Rollercoasterwater - Umami Sounding Fireball
- Review by Noël Duplaa
Info: California duo Rollercoasterwater caused quite a stir online with their previous Animal Collective referencing single, 'Avey Tare Said', reaching the heady heights of Consequence of Sound along with this very site. Singer / samplist Chuckie Behring and percussionist Robin Levy are already an album and 3 EPs deep into their recording career, and current EP, Umami Sounding Fireball sees them refine their sound, while managing to retain the love of playful psychedelic experimentalism that sets them apart.
Straight off the bat, the title of the album gives a real insight into its aspirations - blending taste, sound and vision across its three words, it highlights how the ideas, songwriting and production on this album are a considered attempt to evoke synesthesia, the overlapping of senses that allows some people to see sound, and so forth. In fact, their previously championed Avey Tare is a famous synesthete along with a wide range of others from musicians like Pharrell Williams, Kanye West, Stevie Wonder and Aphex Twin, composers such as Leonard Bernstein and Franz Liszt, to geniuses such as Nikola Tesla and Friedrich Nietzsche.

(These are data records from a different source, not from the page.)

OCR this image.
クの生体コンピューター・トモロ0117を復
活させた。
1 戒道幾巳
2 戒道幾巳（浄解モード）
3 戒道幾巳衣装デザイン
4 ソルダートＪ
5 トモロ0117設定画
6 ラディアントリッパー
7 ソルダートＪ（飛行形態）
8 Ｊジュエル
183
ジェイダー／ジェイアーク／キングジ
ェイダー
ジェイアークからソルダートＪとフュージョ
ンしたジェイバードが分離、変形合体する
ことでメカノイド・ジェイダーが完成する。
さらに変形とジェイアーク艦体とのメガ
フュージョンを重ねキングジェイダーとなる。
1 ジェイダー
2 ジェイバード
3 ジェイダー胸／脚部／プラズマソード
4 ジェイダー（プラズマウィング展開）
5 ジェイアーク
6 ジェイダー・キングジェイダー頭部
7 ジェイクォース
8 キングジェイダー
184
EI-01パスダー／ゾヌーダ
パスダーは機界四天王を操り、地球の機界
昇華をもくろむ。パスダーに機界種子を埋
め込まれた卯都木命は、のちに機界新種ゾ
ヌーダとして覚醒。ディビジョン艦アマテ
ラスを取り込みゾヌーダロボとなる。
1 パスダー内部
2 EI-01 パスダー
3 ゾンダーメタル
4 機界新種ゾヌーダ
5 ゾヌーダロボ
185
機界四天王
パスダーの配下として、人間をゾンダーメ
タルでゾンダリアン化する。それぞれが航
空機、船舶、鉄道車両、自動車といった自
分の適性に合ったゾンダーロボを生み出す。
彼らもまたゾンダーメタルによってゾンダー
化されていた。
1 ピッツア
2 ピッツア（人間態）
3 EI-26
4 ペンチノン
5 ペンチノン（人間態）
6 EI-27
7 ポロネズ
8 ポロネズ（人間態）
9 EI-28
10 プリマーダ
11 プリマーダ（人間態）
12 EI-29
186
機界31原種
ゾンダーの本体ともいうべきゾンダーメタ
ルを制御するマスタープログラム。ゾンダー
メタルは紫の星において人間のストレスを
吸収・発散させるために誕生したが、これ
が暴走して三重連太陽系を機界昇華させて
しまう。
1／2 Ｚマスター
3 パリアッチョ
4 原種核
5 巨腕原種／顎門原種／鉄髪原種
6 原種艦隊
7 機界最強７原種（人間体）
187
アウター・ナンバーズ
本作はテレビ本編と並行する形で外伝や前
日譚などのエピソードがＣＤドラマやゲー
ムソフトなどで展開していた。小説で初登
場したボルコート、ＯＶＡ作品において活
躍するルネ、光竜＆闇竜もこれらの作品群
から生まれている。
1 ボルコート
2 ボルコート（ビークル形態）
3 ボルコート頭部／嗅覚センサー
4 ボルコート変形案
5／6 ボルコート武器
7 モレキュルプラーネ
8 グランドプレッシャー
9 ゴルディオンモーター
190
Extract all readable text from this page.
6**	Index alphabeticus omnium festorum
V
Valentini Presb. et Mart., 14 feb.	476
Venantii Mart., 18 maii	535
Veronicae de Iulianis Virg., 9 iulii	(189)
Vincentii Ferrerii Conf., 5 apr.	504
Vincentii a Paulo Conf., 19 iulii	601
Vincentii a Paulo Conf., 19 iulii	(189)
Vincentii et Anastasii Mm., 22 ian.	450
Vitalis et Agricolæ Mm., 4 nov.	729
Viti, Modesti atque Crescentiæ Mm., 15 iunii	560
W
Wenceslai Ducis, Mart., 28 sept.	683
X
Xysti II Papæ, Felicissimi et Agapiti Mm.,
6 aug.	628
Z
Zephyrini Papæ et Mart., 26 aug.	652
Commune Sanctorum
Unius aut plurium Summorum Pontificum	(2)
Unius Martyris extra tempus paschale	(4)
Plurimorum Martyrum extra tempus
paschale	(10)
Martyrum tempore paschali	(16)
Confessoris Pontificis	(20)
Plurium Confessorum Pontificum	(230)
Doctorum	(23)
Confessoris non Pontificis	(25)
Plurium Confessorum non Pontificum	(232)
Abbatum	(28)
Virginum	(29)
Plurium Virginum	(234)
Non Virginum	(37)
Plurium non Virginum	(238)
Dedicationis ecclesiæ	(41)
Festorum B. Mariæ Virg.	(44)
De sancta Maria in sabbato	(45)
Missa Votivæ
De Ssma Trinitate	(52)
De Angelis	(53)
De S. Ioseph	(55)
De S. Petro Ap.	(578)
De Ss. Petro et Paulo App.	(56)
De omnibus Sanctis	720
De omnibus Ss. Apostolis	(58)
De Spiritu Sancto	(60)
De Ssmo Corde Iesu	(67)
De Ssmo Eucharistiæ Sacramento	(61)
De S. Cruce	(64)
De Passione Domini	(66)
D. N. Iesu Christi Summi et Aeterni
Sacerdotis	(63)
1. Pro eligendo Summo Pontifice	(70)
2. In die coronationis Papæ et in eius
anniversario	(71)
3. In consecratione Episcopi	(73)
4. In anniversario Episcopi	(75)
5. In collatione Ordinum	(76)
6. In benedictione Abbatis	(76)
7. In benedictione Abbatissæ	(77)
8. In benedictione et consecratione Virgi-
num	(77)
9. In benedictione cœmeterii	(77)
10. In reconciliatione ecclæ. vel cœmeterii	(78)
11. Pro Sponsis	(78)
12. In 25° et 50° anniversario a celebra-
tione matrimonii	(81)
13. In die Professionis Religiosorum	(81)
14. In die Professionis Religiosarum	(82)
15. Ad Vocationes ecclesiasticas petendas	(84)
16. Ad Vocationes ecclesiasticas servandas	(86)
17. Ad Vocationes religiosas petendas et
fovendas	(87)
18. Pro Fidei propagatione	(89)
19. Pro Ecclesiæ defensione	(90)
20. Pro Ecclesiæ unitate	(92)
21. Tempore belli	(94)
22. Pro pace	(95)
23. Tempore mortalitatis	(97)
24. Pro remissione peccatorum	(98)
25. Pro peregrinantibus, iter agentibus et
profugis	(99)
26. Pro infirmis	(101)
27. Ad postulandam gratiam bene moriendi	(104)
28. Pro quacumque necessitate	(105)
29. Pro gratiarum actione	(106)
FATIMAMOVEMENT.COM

And while you can’t discount their nous for a melodic lead line, Rollercoasterwater’s textural experimentation is at the centre of everything they do, marrying the sounds on display with a palpable feel that can push at the limits of the designated senses, seeming to spill over into the remaining four.
The EP opens with 'Foam in My Midi Controller', as a seemingly simple two note guitar line distorts and delays, perfectly mirroring their love of subverting simplicity through experimental sounds. Despite being quite deliberate and slowly paced, the song carries and builds an epic feel, like gradually driving towards the foot of a mountain, and watching it slowly fill out the windscreen. The song eventually eats itself like an OK Computer track, delays surging off themselves. A ringing bell leads into the single, 'Avey Tare Said', which remains a sweet pop gem under layers of reverbed harmonies and textural shifts.
The undoubted centrepiece of the EP, 'Trying to Maze,', is a perfect vehicle to display percussionist Robin Levy’s skills, as his jazzy drumming manages to hold a direct centre line in the song, while adding just enough character and personality to never feel fully moored to it - and that’s before its EQ-ing makes the drums go for a quick walk outside the room. The guitars and voice remain glimmering and stoned, as the drums grow more frantic - the synthetic and acoustic elements directly competing with each other, creating a thrilling standoff.
The album’s closing track, ‘Strobe Froth,’ acts more as a deliberate wind down from the three challenging pop freak outs that have come before it. Indecipherably delayed vocals and a wandering bass-line play off the tense clicking of a spinning bicycle wheel (or not), muted drums and a floating synth. Behrin has mentioned that the EP was "an experiment with more organic sounds using acoustic elements and a more traditional recording process, clashing with synthetic textures…", and in this they have been utterly successful. But the balance that they are beginning to achieve between this experimentalism and their own deeply ingrained sense of a well crafted pop song is where Rollercoasterwater have really started to gain ground, and where they look capable of creating a lasting impact.